About
Residency Dates
  • March 2013 – April 2013
  • September 2014 – September 2014
  • February 2016 – February 2016
Region
USA

Linda Lancione grew up in the Bay Area and was
educated at the University of California, Berkeley. She began writing poetry
seriously in the early seventies, under the sway of feminist poets such as
Sharon Olds, Adrienne Rich, Susan Griffin and Alta. Her poems have been published widely in literary journals and
anthologies, such as Atlanta
Review, Baltimore Review, Cimarron Review, Connecticut Review, Crazyhorse, Harpur
Palate, Hawaii Pacific Review, Italian Americana, The Jabberwock Review, The
MacGuffin, Notre Dame Review, Poet Lore, Spillway,
and The Sun.

She has published three poetry chapbooks,
Wanting the Moon, This Short Season, and 2% Organic, Poems from a West Marin Dairy Barn.

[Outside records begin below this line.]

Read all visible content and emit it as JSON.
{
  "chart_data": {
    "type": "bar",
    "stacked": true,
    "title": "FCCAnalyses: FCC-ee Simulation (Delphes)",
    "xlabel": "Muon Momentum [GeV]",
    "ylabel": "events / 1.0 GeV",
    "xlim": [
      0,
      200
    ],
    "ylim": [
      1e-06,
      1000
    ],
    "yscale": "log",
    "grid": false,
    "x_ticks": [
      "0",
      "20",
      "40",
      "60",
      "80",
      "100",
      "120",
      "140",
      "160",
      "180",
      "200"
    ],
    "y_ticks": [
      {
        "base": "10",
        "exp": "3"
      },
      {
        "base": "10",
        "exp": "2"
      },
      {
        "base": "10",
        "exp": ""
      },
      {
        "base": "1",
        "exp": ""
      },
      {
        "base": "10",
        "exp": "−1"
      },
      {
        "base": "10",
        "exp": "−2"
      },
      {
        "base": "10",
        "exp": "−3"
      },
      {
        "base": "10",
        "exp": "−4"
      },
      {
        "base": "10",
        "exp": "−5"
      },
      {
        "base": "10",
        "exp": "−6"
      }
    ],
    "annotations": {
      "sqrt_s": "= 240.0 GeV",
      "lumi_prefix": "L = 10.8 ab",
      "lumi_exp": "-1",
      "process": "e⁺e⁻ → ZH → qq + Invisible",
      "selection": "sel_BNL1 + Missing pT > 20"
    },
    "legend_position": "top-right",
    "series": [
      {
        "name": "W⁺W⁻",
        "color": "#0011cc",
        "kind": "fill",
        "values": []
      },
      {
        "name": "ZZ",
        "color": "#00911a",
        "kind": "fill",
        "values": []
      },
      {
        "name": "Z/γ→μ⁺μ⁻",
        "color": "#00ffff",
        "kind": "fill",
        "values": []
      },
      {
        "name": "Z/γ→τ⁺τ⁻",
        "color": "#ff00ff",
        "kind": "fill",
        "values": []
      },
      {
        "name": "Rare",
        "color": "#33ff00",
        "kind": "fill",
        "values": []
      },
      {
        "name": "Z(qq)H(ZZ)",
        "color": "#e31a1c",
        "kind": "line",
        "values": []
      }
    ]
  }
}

Although Linda’s primary focus has been
poetry, in the 1990s she co-wrote
two travel guides with Burl Willes, Undiscovered Islands of the
Mediterranean
and Undiscovered Islands of the U.S. and Canadian West
Coast
.  More recently, she’s also
been writing essays and fiction.

 Her
personal essay, “The Currency of Love,” was awarded New Letters’ Dorothy Cappon Churchill Prize for Best Essay in 2010.
The judge, David Shields, described it as “heartfelt, ruthless, and bristling
with intelligence.” Subsequently, that essay was given special mention in both
the Pushcart Prize and The Best American Essays. Other honors include: Finalist, Bordighera Prize in Poetry, 2011; Finalist,
New Letters Poetry Contest, 2011; Helene Wurlitzer Foundation Residency
Fellowship, 2008 and Montalvo Center for the Arts Lucas Arts Program Residency
2013/2014.

In March, 2016 her new chapbook, The
Taste of Blood,
will be published by Finishing Line Press. She
is working on a novel, Hawk’s Reach.